After a perilous trip to Tijuana, a Haitian family awaits the end of Title 42

Before the pandemic, the U.S. and Mexican governments maintained a waiting list, Ramos said, adding that the migrant communities they heard about wanted that waiting list honored.

“Migrants expressed that while they felt a first-come, first-served, respecting the initial list was in order, there must be other means of entry for people in truly dire circumstances,” Ramos said.

“We have a comprehensive, whole-of-government strategy in place to manage any potential increase in the number of migrants encountered at our border,” Department of Homeland Security Secretary Alejandro Mayorkas said.

Among other measures, Mayorkas said DHS is increasing its ability to assess asylum claims and “rapidly deport those who are not eligible for protection,” increasing its staff and resources, redeploying more than 600 law enforcement officers order at the border and implementing additional COVID-19 protocols.

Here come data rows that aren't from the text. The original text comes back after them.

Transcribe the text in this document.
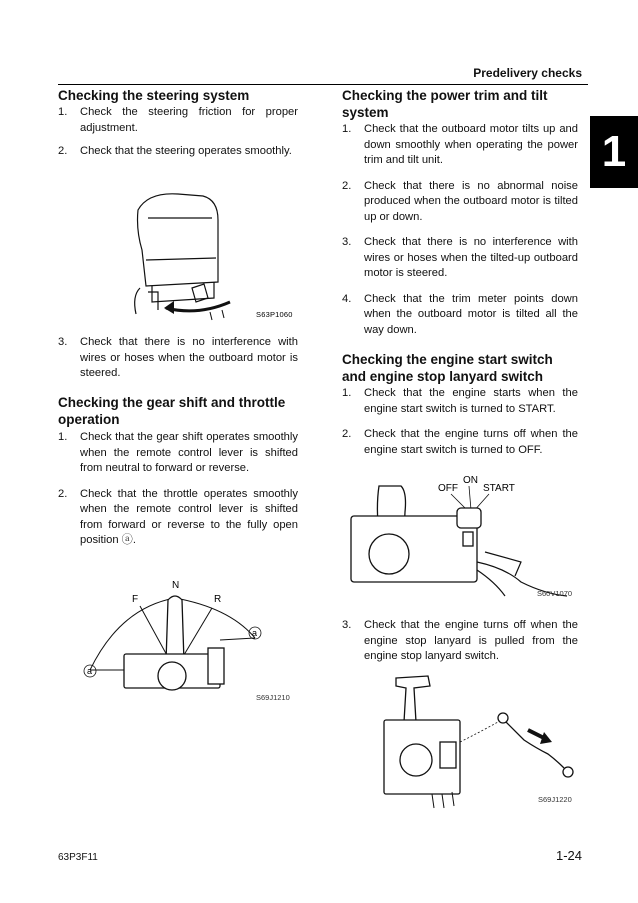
Predelivery checks
1
Checking the steering system
1.	Check the steering friction for proper adjustment.
2.	Check that the steering operates smoothly.
S63P1060
3.	Check that there is no interference with wires or hoses when the outboard motor is steered.
Checking the gear shift and throttle operation
1.	Check that the gear shift operates smoothly when the remote control lever is shifted from neutral to forward or reverse.
2.	Check that the throttle operates smoothly when the remote control lever is shifted from forward or reverse to the fully open position ⓐ.
N
F	R
a
a
S69J1210
Checking the power trim and tilt system
1.	Check that the outboard motor tilts up and down smoothly when operating the power trim and tilt unit.
2.	Check that there is no abnormal noise produced when the outboard motor is tilted up or down.
3.	Check that there is no interference with wires or hoses when the tilted-up outboard motor is steered.
4.	Check that the trim meter points down when the outboard motor is tilted all the way down.
Checking the engine start switch and engine stop lanyard switch
1.	Check that the engine starts when the engine start switch is turned to START.
2.	Check that the engine turns off when the engine start switch is turned to OFF.
OFF
ON
START
S60V1070
3.	Check that the engine turns off when the engine stop lanyard is pulled from the engine stop lanyard switch.
S69J1220
63P3F11	1-24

However, Title 42 is one of two major politics taking place on the southern border. The other, known as “Stay in Mexico” or MPP, is still in effect.

Although there are some exceptions, it allows border officials to return non-Mexican asylum seekers from Western Hemisphere countries to Mexico while their claims are being processed.

In the meantime, Al Otro Lado is helping refugees from different parts of the world apply for exemptions to Title 42 while it remains in place.

Ramos and others have said the granting of these exemptions is patchy.

“We are letting in a lot of Ukrainians, which is understandable because there is a war going on right now,” she said. “We see CBP processing hundreds of Ukrainian migrants every day while black and brown migrants who have been waiting in some cases for over three years are to stay away and not have their cases heard.”

To meet case demand, the organization is looking for remote and in-person volunteers with a special need for those who speak Spanish, Haitian Creole, Ukrainian or Russian.

“A lot of people accuse asylum seekers of wanting to skip the lines, that they have to do things the legal way. Applying for asylum at a U.S. port of entry at the border is the legal way begin this process of applying for international protection,” Ramos said. . “They’re not exploiting a loophole. It’s spelled out very clearly in our law, which replicates the international human rights law that we accepted after the Holocaust.”